Thirty-seven residents were included; 18 were tested in the sustainability phase (on average 34 months after training). The average global rating of skills was 23.4 points (±SD 4.08) before training, 32.2 (±4.51) after training (P < 0.001 for comparison with pretraining scores) and 26.5 (±5.34) in the sustainability phase (P = 0.040 for comparison with pretraining scores). The average hand hygiene compliance score was 2.8 (±1.0) points before training, 5.0 (±1.04) after training (P < 0.001 for comparison with pretraining scores) and 3.7 (±1.75) in the sustainability phase (P = 0.038 for comparison with pretraining scores). The average checklist compliance was 14.9 points (±2.3) before training, 19.9 (±1.06) after training (P < 0.001 for comparison with pretraining scores) and 17.4 (±1.41) (P = 0.002 for comparison with pretraining scores). The percentage of correct answers in the multiple-choice questionnaire increased from 76.0% (±7.9) before training to 87.7% (±4.4) after training (P < 0.001).
Simulation-based medical education training was effective in improving short and long-term competency in, and knowledge of CVC insertion.

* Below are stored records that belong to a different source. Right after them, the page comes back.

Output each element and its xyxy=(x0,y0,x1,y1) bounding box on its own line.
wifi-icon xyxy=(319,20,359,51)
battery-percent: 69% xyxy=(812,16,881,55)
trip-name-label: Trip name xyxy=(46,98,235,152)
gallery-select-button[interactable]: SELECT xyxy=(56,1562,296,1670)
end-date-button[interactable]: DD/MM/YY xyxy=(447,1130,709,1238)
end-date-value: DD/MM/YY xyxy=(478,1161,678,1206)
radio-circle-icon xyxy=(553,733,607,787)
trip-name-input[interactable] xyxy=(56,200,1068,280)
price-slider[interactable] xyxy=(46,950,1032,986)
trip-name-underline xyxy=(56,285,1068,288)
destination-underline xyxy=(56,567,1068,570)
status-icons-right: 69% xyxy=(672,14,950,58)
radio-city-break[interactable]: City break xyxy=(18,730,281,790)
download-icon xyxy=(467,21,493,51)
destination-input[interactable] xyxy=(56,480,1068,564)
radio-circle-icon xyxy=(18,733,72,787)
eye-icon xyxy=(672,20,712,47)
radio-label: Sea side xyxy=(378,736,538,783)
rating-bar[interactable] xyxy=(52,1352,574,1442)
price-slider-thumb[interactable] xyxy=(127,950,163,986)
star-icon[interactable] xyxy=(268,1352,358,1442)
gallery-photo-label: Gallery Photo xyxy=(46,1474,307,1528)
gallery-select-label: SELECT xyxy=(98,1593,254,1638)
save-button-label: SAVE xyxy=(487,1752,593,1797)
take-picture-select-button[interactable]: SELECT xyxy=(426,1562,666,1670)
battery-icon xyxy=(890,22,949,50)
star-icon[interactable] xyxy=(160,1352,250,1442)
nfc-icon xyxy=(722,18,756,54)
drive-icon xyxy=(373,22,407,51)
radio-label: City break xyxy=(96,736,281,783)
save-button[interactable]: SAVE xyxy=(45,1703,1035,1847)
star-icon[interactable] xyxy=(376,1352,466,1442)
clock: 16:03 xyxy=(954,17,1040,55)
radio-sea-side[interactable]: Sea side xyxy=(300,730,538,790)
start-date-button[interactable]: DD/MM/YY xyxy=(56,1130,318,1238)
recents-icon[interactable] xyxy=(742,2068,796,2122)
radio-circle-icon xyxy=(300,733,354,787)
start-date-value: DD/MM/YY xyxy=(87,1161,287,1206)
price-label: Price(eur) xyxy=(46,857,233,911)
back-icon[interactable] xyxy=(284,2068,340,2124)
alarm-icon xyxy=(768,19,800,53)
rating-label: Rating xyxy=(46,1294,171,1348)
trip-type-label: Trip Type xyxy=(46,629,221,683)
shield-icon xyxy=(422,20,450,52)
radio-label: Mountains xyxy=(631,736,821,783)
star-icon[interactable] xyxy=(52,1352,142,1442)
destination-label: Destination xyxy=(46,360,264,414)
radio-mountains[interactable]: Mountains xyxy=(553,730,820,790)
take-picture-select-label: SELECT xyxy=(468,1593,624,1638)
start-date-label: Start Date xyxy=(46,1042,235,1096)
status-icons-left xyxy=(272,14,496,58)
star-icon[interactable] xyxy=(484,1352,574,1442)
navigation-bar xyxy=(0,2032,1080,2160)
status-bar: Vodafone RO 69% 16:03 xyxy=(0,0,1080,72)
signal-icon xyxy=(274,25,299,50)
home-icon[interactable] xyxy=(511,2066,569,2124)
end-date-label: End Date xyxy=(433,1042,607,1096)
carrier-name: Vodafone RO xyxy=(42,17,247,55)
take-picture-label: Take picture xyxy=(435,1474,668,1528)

多模式教育干预已被证明可提高中心静脉导管(CVC)插入的短期能力和知识水平。
评估基于模拟的医学教育培训在提高CVC插入的短期和长期能力及知识方面的有效性。
干预前后研究。
2008年5月至2012年1月期间,瑞士日内瓦大学医院。
了解血管穿刺塞丁格技术的麻醉科住院医师。
参与者参加了为期半天的CVC插入课程。学习目标包括工作组织、无菌技术和预防CVC并发症。在培训前、培训后以及培训后2年多(可持续性阶段)对CVC插入能力进行测试。
主要研究结果是通过技术技能的整体评分量表、手卫生依从性评分和检查表依从性评分来衡量的能力。次要结果是通过标准化的培训前和培训后多项选择题问卷来衡量的知识。使用配对学生t检验或Wilcoxon符号秩检验进行统计分析。
纳入了37名住院医师;18名在可持续性阶段接受测试(平均在培训后34个月)。培训前技能的平均整体评分为23.4分(±标准差4.08),培训后为32.2分(±4.51)(与培训前分数比较,P<0.001),在可持续性阶段为26.5分(±5.34)(与培训前分数比较,P = 0.040)。培训前手卫生依从性平均评分为2.8分(±1.0),培训后为5.0分(±1.04)(与培训前分数比较,P<0.001),在可持续性阶段为3.7分(±1.75)(与培训前分数比较,P = 0.038)。培训前检查表依从性平均为14.9分(±2.3),培训后为19.9分(±1.06)(与培训前分数比较,P<0.001),(与培训前分数比较,P = 0.002)。多项选择题问卷中的正确答案百分比从培训前的76.0%(±7.9)增加到培训后的87.7%(±4.4)(P<0.001)。
基于模拟的医学教育培训在提高CVC插入的短期和长期能力及知识方面是有效的。